Manbij is held by a US-backed alliance dominated by the Kurdish People’s Protection Units (YPG), but Ankara considers them “terrorists” and has threatened to attack the city.
In a first step on Monday, Turkish armoured vehicles began patrolling around Manbij, according to Turkey’s state-run Anadolu news agency.
Ankara has said its forces would eventually move into the city itself.
The Turkish patrols are part of a deal to reduce tensions around Manbij, where US troops are also present, but Syria’s government sees them as an invasion.
“Syria strongly condemns and absolutely rejects the incursion of Turkish and American forces into the area of Manbij city,” said a foreign ministry source, quoted by state news agency SANA.
The source condemned the move as part of “the continued Turkish and American aggression on the sovereignty, security and unity of the lands of the Syrian Arab Republic”.
Turkey has backed rebels against Syrian President Bashar al-Assad but has also supported operations against the YPG in the north.
After ousting the Kurdish force from the Afrin region west of Manbij, Ankara escalated its threats against Manbij, raising the spectre of a clash between it and its NATO ally, the United States.

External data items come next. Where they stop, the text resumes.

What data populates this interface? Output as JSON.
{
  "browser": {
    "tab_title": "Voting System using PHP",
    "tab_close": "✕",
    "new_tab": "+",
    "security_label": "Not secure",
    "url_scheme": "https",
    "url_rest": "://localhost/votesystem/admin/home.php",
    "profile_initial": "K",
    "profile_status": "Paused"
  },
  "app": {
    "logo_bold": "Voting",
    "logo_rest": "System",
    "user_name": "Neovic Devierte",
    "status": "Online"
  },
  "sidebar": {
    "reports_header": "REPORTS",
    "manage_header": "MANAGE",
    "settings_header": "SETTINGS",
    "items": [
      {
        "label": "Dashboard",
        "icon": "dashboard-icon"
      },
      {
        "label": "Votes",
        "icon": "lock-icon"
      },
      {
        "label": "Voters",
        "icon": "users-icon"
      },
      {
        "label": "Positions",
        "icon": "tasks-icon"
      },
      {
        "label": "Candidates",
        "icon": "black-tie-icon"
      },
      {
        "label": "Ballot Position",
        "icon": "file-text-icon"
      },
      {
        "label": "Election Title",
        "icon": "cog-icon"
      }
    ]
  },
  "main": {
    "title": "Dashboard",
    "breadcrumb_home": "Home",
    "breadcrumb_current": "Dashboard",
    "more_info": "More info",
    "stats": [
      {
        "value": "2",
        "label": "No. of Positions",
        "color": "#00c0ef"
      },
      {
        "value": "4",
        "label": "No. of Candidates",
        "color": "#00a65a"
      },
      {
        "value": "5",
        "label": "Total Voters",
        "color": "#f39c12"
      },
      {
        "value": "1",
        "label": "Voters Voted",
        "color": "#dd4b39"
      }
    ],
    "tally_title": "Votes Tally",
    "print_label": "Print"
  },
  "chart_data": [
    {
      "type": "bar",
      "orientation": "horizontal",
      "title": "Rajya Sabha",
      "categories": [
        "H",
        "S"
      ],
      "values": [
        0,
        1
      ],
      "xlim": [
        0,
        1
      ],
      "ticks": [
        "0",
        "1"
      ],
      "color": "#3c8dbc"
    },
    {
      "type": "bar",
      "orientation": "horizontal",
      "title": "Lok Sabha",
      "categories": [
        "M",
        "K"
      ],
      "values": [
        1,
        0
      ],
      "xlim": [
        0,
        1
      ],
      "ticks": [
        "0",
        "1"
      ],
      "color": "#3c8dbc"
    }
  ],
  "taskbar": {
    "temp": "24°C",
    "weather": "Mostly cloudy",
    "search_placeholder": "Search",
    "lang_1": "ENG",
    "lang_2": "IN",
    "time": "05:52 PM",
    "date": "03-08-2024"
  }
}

Diplomatic efforts between the United States and Turkey led to a “roadmap” earlier this month between both sides on the future of Manbij.
Earlier this month, Syria’s Foreign Minister Walid Muallem criticised the roadmap, saying “neither the United States nor Turkey has the right to negotiate over a Syrian city”.
On Tuesday, Syria’s foreign ministry demanded the international community condemn the United States and Turkey and pledged once more to retake the entirety of the country.
Much of Syria’s north is controlled by the YPG or the alliance that it heads, and the US-led coalition fighting jihadists operates several bases there.
US support for the YPG has strained relations with Turkey, which fears the emergence of an autonomous Kurdish region on its southern border.